The cover of a recent outdoor gear catalog showed two men riding horses. Marvelous, I said to myself. An outdoor recreation company acknowledges horse riders!
Alas, the story inside made no mention of riding. We assume the pretty steeds delivered the men to a remote fishing location in Argentina. But who knows? From a rider’s perspective, the company, Patagonia, was only using the horses as props.
But the incongruity serves to highlight one of my biggest concerns as a horsewoman and a outdoor recreationalist: in the outdoor community – among mountain bikers especially – riders don’t rate. We get no respect on the trail or in the trade. You’re just fine as props, they seem to say.
More respect and understanding in the form of collaboration and trail etiquette would benefit all parties.
Consider outdoor recreational marketing:
Along with about 27,000 attendees, I’ve been attending the Outdoor Retailer (OR) event in Salt Lake City for years. It’s a major buying event for retailers and a major networking event for everyone else.
I wear cowboy boots and jeans and explain my vantage point:
- Horse folks are in the wilderness as much as bikers, hikers, runners, and boaters.
- We are outside, in all elements, getting dirty, and working hard every day, not just on sunny Saturdays.
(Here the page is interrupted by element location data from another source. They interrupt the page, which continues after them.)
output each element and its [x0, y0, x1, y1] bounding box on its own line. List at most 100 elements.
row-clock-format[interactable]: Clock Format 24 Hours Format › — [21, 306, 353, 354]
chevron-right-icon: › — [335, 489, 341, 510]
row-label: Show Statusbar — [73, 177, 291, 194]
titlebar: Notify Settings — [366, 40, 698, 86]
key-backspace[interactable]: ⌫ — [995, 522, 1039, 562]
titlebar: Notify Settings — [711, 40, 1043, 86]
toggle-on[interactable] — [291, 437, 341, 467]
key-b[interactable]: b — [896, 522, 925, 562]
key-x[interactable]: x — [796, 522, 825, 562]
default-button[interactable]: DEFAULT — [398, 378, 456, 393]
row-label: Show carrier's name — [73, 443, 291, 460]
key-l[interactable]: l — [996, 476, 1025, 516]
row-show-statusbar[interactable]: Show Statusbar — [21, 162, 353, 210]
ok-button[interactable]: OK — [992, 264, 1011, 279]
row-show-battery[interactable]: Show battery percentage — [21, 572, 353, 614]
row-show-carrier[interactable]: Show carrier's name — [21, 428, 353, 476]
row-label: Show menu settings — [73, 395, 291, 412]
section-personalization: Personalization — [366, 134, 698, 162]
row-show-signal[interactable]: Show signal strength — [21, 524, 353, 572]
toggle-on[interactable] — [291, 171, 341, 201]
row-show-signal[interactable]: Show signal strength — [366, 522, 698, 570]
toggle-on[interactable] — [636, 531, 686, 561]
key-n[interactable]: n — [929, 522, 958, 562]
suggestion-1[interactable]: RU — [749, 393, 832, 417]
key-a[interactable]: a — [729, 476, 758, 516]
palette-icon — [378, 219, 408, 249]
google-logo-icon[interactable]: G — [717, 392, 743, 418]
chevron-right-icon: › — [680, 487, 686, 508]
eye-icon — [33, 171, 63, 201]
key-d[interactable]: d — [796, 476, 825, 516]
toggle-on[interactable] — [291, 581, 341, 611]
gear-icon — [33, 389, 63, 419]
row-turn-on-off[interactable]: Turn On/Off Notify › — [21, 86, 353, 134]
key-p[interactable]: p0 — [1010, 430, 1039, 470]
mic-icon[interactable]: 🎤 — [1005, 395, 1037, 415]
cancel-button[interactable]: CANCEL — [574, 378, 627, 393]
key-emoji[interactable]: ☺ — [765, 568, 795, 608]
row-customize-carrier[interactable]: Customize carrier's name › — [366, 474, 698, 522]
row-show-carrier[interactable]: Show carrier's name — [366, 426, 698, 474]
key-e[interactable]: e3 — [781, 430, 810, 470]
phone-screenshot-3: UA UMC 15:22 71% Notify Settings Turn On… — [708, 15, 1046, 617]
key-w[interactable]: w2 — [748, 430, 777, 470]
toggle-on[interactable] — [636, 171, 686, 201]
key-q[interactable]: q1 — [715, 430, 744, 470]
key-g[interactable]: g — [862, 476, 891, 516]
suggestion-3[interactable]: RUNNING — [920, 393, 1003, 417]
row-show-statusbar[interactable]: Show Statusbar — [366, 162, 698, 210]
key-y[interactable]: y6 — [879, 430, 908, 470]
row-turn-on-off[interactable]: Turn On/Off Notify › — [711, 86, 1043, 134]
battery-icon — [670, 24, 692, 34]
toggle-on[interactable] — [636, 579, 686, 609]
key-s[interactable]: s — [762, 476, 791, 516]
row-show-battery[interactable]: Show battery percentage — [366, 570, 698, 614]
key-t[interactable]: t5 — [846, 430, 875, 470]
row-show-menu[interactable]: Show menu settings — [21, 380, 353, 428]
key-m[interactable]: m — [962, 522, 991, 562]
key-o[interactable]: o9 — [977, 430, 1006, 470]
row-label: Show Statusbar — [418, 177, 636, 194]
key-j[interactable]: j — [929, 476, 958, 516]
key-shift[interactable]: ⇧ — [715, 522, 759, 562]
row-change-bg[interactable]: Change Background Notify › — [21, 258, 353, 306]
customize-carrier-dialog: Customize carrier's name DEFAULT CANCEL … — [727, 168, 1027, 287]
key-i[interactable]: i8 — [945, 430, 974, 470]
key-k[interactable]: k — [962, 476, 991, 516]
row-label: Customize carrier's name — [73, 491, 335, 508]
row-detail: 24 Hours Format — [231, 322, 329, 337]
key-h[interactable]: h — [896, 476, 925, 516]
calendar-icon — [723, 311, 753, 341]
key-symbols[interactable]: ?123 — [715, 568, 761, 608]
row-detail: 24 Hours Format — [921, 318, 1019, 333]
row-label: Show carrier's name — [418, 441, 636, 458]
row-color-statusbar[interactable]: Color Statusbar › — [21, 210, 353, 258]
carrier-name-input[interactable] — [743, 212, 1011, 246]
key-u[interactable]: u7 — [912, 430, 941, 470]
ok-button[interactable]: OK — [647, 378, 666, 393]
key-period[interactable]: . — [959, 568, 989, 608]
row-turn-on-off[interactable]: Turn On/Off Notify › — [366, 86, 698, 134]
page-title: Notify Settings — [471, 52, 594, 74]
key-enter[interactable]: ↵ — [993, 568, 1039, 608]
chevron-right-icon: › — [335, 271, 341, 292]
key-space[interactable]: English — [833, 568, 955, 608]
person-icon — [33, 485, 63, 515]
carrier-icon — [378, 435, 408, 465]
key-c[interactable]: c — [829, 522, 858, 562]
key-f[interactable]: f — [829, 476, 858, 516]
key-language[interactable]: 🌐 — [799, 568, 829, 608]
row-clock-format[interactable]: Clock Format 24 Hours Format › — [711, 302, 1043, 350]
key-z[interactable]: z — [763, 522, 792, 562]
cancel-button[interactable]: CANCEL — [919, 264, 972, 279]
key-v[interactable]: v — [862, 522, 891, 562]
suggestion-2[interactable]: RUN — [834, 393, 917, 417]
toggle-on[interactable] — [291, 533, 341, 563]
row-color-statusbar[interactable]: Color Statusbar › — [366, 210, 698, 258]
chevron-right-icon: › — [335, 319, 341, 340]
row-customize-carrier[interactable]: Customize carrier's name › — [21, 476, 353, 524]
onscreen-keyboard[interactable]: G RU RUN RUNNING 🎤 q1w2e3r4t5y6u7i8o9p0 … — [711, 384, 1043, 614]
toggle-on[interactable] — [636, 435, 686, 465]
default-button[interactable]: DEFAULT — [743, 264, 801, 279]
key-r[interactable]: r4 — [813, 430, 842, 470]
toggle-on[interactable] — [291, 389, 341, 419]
- Horse owners tend to be deep-pocketed, conscientious consumers. Compared to your average 20-year old adrenalin junkie, we will spend more and remain more loyal to companies with quality products.
Mostly, people react with polite courtesy.
After the event, the Outdoor Foundation sends out emails to survey the types of recreationalists attending the OR. There are dozens of activities to check, including skateboarding, bird watching, and car camping. Horse riding is not listed. [number here on riders]
Other outdoor folks write off riders, despite the fact that historically we pioneered the trails and routes that they (hikers, mountain bikers, ATV riders, and runners) now populate.
I visited with the president of a Utah non-profit, dedicated to improving trail systems, especially for mountain bikers. She snorted when I mentioned the need for collaboration with the horse riding community. Horses, she said, were simply hazards and pooping machines.
Mountain bikers can evoke the flight or fight response in horses because they approach quickly and silently, like predators. Bikers, riders, and horses can all get hurt. Think about the car damage a moose can cause. Now, take away the car.
The worst place for mountain bike/horse incidents is in the wilderness surrounding Seattle, said Back Country Horsemen of America executive director, Jim McGarvey.
Typically, he said, young guys hell bent on an adrenalin rush have no horse-smart trail manners. Bikers
also show disparagement and ignorance in online forums.
“The 28-year old know-it-all’s: they have an attitude that’s kind of bad,” said McGarvey. As the elevation and grade increase, so do biker speed and the potential for dangerous encounters, said McGarvey, whose 174 chapters spent over 300,000 volunteer hours doing trail maintenance on public lands last year.
Education and advocacy have been uphill battles, so to speak. When we see mountain bikers, it’s best to bushwhack off the trail immediately because most lack trail courtesy.
This attitude and practice stands in stark contrast to policy in places like Acadia National Park in Maine where hikers and bikers yield to equestrians.
“Being a back country outfitter requires a certain amount of knowledge and experience. They’re a rare breed,” said Corey Simpson, with a tone of admiration. The Patagonia public relations representative said the cover image was “simply a great shot and not intended as a prop to entice readers.“
Some say we’re a rare and vanishing breed. Three generations ago, everyone had a horse or two. Now, even ranchers and wildlife biologists are swapping them for quads. It’s admittedly hard for young people to jump up in the saddle if they haven’t grown up horse-y. The entry point for committing to a bike is lower, educationally, emotionally, and financially.
Nonetheless, we’re still out there. In three Western states (New Mexico, California, Colorado) surveyed by the Humane Society, a total of a half million horses are used recreationally. And someday riding may be your only option for accessing remote country, as those fly fishing Patagonia boys discovered.
Greater understanding from fellow trekkers could reduce resentment and injury on all sides. We could move forward issues of mutual concern, like trail maintenance, search and rescue, and access to public land and open space.
For the sake of the wilderness, can you show some respect and get to know us? And to mountain bikers, specifically: please slow down and be nice.